Zupełnie mi nieznany norweski Kvazar ze swoim drugim albumem A Giant’s Lullaby zagościł w moim odtwarzaczu w efekcie decyzji opartej o zupełnie typowe kryteria. Progrock skandynawski – OK. Próbki muzyczne – OK. Co sądzą znawcy tematu – OK. Wydawnictwo Musea – prawie OK. Zawsze jednak w sytuacjach, kiedy podejmuję wyzwania badawczo-rozwojowe towarzyszy mi dreszczyk emocji czy podjęte ryzyko oznaczać będzie ostatecznie pojawienie się kolejnej pozycji na półce ekstraklasy, czy też płyta powędruje do drugoligowej szuflady. Nie inaczej było tym razem. No więc …

… już pierwsze minuty otwierającego płytę Flight Of Shamash z elementami gregoriańskiego chóru a następnie delikatnie prowadzonej gitary są zapowiadzią kuszącej muzycznej łamigłówki. Nagranie nie pozbawione dalej i burzliwych momentów i łagodnych pasaży wprowadza nastrój podniosły i tajemniczy zarazem. Końcóweczka zaskakuje, wkrótce okaże się, że nie tyko tutaj…
Choir Of Life to recepta na szybkie zjednanie sobie słuchacza. Zlepek folkloru zarysowanego fletem i mandoliną z rockiem opartym na kapitalnych syntezatorowych liniach, wszystko utrzymane w szybkim tempie, przyprawione bogatym perkusyjnym podkładem z bardzo mocną sceną finalną. Super!
Kolejne bardzo interesujące nagranie Dreams Of Butterflies dostarcza już elementy z pogranicza jazzu. Tym razem jest spokojnie, choć tempo wcale nie ma zamiaru długo utrzymywac się na tym samym poziomie. Dużo tu melotronu i gitary, ale ten prawdziwy smaczek dostarcza majaczący sobie tu i ówdzie saksofon.

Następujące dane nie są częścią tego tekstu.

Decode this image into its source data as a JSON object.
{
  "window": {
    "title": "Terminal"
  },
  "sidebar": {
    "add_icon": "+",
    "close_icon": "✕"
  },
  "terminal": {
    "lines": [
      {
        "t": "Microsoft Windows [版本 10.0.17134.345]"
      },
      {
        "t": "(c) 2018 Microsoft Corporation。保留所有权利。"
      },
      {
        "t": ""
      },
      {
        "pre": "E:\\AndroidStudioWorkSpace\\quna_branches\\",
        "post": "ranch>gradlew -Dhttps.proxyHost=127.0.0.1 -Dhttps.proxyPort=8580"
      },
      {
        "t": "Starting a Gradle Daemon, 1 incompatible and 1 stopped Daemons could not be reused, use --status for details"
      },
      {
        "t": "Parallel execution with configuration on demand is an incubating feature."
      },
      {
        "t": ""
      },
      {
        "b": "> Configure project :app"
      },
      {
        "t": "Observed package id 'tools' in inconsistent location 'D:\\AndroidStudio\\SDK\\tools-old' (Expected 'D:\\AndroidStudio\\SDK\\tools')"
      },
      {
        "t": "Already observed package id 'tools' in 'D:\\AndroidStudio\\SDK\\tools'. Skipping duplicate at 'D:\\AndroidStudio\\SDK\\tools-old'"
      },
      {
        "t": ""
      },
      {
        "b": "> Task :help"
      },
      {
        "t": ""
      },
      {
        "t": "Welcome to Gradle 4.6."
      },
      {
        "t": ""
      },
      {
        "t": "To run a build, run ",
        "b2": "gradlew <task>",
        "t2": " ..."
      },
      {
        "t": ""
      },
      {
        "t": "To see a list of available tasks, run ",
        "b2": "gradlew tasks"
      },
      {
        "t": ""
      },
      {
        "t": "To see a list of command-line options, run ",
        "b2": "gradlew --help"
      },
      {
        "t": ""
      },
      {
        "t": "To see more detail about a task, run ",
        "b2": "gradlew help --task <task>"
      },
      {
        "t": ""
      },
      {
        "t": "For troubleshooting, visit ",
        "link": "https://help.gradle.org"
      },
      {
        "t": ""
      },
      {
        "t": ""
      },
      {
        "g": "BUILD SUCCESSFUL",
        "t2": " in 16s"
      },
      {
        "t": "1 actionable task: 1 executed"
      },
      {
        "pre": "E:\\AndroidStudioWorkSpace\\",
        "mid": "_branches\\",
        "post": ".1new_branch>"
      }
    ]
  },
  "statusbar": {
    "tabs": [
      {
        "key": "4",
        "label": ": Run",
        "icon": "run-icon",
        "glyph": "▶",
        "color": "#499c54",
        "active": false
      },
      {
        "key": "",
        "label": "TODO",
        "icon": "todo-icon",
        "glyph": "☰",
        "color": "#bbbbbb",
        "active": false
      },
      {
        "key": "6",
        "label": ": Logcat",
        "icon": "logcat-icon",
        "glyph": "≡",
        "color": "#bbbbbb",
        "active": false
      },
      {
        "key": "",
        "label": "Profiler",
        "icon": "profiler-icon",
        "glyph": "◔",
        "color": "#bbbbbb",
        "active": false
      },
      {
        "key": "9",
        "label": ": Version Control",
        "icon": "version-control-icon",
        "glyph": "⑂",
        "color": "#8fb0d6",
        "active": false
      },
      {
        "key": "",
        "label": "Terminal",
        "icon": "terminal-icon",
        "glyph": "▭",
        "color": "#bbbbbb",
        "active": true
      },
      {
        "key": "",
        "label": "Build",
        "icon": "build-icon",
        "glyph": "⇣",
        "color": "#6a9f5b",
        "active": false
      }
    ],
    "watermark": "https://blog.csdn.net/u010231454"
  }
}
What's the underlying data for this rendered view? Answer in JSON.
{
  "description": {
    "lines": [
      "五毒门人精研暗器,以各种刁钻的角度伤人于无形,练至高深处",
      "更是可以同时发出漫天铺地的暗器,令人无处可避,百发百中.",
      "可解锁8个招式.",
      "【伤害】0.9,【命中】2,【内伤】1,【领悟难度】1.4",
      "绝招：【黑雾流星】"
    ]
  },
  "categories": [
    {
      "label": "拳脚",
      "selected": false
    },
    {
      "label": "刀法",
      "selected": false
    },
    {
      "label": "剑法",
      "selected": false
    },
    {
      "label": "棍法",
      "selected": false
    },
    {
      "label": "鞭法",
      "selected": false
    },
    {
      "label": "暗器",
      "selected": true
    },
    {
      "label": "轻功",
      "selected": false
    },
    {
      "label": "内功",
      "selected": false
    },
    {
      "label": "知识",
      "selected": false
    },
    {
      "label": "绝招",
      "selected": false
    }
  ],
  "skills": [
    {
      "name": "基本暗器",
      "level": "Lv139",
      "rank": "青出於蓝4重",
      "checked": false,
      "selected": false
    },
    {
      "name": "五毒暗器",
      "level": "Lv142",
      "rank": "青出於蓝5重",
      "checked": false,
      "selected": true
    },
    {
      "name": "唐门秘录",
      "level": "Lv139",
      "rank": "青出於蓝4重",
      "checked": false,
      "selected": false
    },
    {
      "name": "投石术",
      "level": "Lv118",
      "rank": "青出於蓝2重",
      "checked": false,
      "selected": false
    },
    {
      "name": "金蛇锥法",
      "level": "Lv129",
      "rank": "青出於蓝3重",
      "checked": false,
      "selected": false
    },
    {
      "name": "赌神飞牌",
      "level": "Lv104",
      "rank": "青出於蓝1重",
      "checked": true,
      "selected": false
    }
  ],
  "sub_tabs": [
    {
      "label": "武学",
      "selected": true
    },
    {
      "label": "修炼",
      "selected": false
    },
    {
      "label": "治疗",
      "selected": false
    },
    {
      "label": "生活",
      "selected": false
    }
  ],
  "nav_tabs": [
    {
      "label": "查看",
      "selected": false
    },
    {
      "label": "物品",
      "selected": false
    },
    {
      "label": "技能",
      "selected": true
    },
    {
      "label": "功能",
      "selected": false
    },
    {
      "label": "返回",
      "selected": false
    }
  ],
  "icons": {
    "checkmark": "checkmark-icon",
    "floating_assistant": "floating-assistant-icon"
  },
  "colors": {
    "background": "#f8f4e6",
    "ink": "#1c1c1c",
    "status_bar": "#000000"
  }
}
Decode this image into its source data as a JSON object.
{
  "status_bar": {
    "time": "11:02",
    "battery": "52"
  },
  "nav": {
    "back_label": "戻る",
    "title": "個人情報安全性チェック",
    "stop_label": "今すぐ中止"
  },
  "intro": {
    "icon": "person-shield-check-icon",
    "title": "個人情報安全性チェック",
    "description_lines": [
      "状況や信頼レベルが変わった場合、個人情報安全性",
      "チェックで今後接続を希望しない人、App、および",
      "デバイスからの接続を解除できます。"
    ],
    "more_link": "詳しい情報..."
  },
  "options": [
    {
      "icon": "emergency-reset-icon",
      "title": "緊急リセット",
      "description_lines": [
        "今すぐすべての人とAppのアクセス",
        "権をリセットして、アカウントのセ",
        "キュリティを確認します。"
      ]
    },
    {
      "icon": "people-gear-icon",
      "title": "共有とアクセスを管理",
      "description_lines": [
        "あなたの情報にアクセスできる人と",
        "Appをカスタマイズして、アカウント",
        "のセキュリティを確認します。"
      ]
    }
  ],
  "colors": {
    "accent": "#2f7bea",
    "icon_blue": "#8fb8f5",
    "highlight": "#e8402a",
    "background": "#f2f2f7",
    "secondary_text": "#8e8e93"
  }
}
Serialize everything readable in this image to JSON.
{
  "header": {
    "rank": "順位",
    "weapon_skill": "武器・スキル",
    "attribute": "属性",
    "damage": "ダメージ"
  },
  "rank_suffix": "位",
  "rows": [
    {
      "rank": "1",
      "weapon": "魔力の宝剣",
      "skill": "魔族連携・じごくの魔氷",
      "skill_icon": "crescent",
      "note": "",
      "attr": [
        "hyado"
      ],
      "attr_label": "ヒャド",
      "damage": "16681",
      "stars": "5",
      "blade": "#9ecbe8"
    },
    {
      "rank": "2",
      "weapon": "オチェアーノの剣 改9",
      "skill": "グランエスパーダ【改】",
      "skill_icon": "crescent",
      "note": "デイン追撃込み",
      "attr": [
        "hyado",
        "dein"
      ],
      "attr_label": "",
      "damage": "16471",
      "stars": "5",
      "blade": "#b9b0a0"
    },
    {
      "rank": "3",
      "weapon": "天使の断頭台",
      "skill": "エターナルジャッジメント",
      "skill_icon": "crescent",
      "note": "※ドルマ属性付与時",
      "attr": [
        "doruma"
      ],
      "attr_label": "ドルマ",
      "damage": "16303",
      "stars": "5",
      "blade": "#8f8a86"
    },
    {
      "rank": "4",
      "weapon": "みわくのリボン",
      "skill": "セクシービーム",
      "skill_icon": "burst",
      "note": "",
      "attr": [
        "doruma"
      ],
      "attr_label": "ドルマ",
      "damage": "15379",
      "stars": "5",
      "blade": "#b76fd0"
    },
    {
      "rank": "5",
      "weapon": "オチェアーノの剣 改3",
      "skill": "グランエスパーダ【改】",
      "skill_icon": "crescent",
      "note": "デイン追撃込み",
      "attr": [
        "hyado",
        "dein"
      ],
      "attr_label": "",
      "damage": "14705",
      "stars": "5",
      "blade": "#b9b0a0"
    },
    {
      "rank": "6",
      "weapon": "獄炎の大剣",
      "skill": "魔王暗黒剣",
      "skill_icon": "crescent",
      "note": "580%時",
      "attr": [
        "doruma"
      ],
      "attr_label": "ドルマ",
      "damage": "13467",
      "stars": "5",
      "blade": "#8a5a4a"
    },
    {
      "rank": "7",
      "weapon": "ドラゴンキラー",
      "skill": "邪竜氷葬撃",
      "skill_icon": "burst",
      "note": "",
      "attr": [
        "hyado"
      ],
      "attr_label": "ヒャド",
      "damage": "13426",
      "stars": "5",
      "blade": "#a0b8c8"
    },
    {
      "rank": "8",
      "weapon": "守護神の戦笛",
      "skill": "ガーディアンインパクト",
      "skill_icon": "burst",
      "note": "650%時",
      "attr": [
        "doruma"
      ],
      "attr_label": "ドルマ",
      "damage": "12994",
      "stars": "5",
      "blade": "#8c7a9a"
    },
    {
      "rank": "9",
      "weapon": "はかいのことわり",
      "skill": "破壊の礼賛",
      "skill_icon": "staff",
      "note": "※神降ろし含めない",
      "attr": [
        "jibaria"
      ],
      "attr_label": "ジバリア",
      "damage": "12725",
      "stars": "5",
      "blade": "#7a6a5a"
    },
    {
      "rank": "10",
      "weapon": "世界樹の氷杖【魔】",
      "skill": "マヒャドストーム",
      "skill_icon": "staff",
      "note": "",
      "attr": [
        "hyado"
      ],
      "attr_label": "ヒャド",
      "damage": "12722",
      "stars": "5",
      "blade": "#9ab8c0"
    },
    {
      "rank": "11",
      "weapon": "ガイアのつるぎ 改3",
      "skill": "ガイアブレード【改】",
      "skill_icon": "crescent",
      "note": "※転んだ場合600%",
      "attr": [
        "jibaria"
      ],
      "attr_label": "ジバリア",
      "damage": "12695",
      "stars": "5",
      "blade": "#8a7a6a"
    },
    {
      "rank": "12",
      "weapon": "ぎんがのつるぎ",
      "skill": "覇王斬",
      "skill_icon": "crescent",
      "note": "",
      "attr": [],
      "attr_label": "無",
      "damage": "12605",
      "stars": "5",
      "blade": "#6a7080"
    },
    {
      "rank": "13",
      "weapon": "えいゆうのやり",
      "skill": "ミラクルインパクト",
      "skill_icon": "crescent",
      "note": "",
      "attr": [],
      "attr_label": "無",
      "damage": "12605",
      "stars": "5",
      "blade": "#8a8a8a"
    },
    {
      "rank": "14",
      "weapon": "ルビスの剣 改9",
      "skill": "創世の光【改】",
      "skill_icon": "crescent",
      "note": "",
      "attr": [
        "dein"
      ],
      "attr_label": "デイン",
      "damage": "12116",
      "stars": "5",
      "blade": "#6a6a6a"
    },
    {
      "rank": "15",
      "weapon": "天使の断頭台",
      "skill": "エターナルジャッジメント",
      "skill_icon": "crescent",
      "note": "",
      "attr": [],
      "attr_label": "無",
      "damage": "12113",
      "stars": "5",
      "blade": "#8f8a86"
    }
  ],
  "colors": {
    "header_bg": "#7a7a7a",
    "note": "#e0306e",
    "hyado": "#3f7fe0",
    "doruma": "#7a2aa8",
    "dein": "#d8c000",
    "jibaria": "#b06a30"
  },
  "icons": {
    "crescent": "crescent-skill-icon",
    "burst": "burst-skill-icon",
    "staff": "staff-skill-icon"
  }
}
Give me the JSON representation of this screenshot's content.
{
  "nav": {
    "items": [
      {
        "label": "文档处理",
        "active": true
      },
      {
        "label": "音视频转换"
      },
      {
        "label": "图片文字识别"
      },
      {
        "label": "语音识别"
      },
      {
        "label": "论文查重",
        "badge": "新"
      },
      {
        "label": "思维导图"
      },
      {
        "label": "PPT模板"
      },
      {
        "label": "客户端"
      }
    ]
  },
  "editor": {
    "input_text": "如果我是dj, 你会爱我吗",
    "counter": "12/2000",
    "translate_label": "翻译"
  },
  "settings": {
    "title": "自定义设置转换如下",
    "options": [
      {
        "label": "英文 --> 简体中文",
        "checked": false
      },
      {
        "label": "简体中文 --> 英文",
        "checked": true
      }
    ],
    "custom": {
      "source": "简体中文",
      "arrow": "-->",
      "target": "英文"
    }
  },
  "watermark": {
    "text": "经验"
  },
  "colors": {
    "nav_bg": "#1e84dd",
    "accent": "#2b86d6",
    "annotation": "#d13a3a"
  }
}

Spirit Of Time to na początek wolny rytm, gitarki sobie rozmawiają, melotron szemrze, później chwila zapomnienia dla urozmaicenia tempa, by za chwilę wrócić i zamknąć nagranie pięknym saksofonowym murmurando.
Nagle nadchodzi czas na bluesa. Na niesamowitego bluesa. Jest duszny, mroczny, atakuje niespokojnym soczystym basem, nerwową nieco gitarą, zakręconym saksofonem, ale przede wszystkim zjawiskowo dobranymi dziwacznymi dźwiękami potęgującymi odczucie pustynnej izolacji. Świetne!
Czasami, tak jak w Sometimes, warto podarować słuchaczowi pięć minut uroczego klimatu kafejki jazzowej, gdzie w tle pobrzmiewa zniewalająca gitara i bajeczny saksofon.
Tytułowy A Giant’s Lullaby zasługuje na szczególne wyróżnienie ze względu na kunsztowne połączenie elementów rocka, jazzu, swingu. Ta rozbudowana, różnorodna, spięta uroczą klamrą kompozycja jak i następująca po nim, zamykająca płytę i czysto już rockowa Dark Horizons z opartym na gitarowym temacie stopniowo narastającym napięciem (niestety niespełnionym w finale) dodają kolejne atrybuty tej bardzo wartościowej płycie.
Najsłabszym punktem całego materiału jest wokal. Na szczęście pełni on raczej rolę uzupełniającą i nie determinuje niczego. Pewien niedosyt pozostawia też jakość produkcji (wspominałem – Musea)

Bardzo dobry progresywny album. Dużo znakomitej, rozmaitej stylistycznie muzyki. To fakt, usłyszymy Camel, Pink Floyd, a bardziej spostrzegawczy może i coś jeszcze. Ale są to tylko krótkie wycieczki do dobrych sprawdzonych wzorców, reszta to po prostu Kvazar. Kvazar nietypowy, niełatwy i zdecydowanie nieprzyziemny. Tak.. ta muzyka na swój sposób jest kompletnie odlotowa!
Miejsce na półce ekstraklasy wywalczone! Polecam!